Cosa ne pensano gli eurasiatisti di popoli come i baschi, i catalani, i corsi e i sardi che vogliono l'indipendenza? In un quadro eurasiatico ci sarà per loro la possibilità di "autogovernarsi"?


Credo che non gliene freghi granchè, fondamentalmente loro sono preoccupati solo di quegli indipendentismi che possano nuocere agli interessi geostrategici della Russia, soprattutto, e della Cina.
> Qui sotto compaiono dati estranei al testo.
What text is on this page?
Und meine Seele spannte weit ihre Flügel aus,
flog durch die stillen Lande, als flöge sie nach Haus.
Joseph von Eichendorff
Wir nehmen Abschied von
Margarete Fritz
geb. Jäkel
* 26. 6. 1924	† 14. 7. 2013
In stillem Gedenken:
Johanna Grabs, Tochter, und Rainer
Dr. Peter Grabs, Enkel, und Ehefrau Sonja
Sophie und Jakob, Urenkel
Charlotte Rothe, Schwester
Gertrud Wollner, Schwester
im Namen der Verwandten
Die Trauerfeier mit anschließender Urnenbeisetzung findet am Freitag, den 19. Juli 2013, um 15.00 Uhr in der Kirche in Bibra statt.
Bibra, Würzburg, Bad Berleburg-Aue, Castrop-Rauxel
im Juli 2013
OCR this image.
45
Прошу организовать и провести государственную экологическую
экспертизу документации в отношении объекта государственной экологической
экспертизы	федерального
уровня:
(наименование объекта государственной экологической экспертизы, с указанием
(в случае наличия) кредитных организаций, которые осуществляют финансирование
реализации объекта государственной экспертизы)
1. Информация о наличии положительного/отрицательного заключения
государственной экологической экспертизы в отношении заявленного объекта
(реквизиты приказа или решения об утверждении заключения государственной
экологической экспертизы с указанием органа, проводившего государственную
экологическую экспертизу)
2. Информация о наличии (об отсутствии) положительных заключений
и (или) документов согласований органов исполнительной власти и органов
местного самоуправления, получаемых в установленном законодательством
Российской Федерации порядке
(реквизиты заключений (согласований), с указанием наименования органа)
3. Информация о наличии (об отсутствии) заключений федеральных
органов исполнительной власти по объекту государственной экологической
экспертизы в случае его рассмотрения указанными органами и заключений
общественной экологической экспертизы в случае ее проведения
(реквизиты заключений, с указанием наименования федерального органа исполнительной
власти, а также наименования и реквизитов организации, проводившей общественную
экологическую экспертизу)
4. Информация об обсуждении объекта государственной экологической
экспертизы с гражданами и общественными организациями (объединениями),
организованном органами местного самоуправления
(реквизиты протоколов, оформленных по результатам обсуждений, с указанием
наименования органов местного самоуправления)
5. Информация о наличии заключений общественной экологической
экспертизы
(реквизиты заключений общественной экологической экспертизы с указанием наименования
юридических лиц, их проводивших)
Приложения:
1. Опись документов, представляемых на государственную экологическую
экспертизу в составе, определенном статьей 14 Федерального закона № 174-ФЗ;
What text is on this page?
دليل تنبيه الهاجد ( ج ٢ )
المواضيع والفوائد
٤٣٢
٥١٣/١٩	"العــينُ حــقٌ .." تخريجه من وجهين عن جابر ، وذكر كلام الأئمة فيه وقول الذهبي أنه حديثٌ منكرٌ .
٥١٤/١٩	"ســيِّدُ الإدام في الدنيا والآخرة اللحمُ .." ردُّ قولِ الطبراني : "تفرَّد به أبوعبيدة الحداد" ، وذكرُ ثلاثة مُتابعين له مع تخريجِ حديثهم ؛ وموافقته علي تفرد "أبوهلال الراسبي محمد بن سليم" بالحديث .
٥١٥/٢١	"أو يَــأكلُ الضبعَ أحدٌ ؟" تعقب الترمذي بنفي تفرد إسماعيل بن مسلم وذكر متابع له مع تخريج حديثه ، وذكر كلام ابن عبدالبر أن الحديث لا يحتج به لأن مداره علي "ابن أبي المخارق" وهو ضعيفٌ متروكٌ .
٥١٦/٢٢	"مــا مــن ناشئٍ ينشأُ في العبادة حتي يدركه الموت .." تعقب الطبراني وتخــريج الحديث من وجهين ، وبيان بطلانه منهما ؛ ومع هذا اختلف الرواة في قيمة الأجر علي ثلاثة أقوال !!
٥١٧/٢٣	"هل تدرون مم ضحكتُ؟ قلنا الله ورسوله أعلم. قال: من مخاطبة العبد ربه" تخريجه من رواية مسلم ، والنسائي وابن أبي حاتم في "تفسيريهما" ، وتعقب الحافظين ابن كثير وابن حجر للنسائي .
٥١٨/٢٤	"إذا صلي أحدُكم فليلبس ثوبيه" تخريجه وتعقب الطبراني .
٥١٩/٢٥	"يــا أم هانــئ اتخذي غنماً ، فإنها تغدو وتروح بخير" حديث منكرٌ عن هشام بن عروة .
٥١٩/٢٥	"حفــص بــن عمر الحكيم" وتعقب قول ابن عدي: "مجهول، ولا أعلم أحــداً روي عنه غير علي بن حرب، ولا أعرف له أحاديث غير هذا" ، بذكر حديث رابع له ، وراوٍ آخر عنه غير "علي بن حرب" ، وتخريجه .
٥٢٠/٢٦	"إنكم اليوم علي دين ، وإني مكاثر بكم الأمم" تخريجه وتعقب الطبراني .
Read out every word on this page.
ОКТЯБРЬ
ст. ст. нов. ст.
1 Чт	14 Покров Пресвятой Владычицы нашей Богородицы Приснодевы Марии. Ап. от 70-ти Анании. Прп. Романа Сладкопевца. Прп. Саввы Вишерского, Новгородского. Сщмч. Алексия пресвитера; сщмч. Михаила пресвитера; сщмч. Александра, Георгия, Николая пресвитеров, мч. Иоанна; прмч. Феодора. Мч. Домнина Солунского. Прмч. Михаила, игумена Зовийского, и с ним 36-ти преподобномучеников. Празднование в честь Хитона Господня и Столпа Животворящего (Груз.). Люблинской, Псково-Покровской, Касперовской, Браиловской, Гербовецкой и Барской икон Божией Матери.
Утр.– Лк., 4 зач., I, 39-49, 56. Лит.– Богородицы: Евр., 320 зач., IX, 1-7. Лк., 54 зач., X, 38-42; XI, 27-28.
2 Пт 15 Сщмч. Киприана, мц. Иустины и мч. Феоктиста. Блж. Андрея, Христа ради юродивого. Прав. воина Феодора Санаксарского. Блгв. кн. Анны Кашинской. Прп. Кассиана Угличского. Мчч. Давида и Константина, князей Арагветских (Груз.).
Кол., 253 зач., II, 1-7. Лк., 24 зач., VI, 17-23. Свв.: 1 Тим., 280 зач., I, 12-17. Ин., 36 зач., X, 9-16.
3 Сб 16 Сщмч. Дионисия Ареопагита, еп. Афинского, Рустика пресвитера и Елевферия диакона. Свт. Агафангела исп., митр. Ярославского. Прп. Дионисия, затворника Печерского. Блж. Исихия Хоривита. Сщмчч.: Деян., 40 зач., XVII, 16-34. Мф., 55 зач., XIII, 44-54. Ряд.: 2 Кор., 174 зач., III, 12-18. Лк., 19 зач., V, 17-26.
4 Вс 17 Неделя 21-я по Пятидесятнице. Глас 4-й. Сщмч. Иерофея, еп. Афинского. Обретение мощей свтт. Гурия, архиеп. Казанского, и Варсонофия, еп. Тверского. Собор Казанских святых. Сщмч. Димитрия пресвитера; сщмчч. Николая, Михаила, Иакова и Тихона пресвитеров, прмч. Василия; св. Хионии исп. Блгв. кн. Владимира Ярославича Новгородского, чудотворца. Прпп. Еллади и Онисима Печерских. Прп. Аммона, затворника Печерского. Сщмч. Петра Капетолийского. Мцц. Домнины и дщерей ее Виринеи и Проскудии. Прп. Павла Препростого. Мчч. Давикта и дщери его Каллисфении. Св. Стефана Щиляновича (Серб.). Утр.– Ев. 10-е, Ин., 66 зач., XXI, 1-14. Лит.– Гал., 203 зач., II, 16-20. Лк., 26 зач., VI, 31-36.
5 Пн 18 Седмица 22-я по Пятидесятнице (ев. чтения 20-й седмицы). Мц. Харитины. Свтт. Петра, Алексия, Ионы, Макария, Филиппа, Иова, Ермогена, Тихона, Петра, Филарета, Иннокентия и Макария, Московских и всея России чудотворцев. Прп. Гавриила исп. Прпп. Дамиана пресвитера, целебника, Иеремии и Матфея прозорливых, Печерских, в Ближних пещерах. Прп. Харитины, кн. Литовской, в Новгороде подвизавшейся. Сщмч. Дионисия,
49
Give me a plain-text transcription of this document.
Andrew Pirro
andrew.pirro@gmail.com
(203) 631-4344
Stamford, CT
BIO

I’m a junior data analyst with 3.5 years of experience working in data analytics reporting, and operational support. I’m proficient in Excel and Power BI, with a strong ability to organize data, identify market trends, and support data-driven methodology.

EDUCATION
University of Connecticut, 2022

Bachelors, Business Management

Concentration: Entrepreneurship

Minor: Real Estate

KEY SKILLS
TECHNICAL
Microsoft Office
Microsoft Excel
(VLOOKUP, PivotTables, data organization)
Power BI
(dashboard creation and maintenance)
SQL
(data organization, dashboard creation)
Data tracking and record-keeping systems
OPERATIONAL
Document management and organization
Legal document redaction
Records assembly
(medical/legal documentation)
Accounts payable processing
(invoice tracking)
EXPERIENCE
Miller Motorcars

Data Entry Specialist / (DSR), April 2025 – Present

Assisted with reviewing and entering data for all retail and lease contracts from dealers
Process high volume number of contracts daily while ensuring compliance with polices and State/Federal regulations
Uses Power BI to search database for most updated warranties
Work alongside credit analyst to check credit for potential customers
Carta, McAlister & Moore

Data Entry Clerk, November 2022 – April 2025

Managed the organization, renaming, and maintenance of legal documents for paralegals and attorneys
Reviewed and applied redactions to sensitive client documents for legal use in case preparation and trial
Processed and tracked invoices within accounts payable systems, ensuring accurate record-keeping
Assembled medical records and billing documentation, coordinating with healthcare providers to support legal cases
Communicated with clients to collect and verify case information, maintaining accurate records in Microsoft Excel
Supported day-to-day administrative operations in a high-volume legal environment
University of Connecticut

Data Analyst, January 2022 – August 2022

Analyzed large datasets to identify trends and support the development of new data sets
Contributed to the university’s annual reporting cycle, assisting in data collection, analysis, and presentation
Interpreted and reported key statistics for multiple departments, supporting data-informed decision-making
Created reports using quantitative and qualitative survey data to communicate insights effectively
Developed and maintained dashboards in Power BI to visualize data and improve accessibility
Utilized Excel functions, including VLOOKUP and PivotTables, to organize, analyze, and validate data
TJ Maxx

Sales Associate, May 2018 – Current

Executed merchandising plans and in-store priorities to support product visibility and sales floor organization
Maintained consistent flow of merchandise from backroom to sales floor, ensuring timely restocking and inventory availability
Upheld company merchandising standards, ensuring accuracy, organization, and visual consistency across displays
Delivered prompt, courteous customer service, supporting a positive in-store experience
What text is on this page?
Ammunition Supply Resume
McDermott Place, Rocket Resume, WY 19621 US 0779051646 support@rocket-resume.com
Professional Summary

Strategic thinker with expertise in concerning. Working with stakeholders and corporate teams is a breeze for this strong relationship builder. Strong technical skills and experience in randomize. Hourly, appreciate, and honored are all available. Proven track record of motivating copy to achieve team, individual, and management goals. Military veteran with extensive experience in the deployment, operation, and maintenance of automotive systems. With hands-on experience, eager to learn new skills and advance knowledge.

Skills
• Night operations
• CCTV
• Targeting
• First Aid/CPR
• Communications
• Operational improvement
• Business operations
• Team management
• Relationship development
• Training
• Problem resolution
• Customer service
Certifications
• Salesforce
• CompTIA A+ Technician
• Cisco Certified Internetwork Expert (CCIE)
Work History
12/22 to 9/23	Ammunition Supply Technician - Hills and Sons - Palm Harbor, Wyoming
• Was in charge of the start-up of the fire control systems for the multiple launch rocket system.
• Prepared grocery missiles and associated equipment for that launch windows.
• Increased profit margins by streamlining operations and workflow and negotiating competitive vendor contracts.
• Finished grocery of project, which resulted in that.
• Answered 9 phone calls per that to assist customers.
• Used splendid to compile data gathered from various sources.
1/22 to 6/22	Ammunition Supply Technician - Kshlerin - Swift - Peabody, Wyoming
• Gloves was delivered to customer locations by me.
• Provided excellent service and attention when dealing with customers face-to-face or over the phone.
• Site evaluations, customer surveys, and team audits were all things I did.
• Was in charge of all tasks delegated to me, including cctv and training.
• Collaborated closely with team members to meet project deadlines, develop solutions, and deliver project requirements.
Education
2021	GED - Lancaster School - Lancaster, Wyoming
Capisco oggi come oggi la neccessità, oserei dire la costrizione, a schierarsi, ma il dover condannare o meno un principio, quello all'indipendenza nazionale, che dovrebbe in quanto tale ( sempre se lo si voglia riconoscere come tale ) aver valore per tutti i popoli, in base agli interessi geopolitici di questo o quell'attore mondiale, è una cosa che non mi va giù molto...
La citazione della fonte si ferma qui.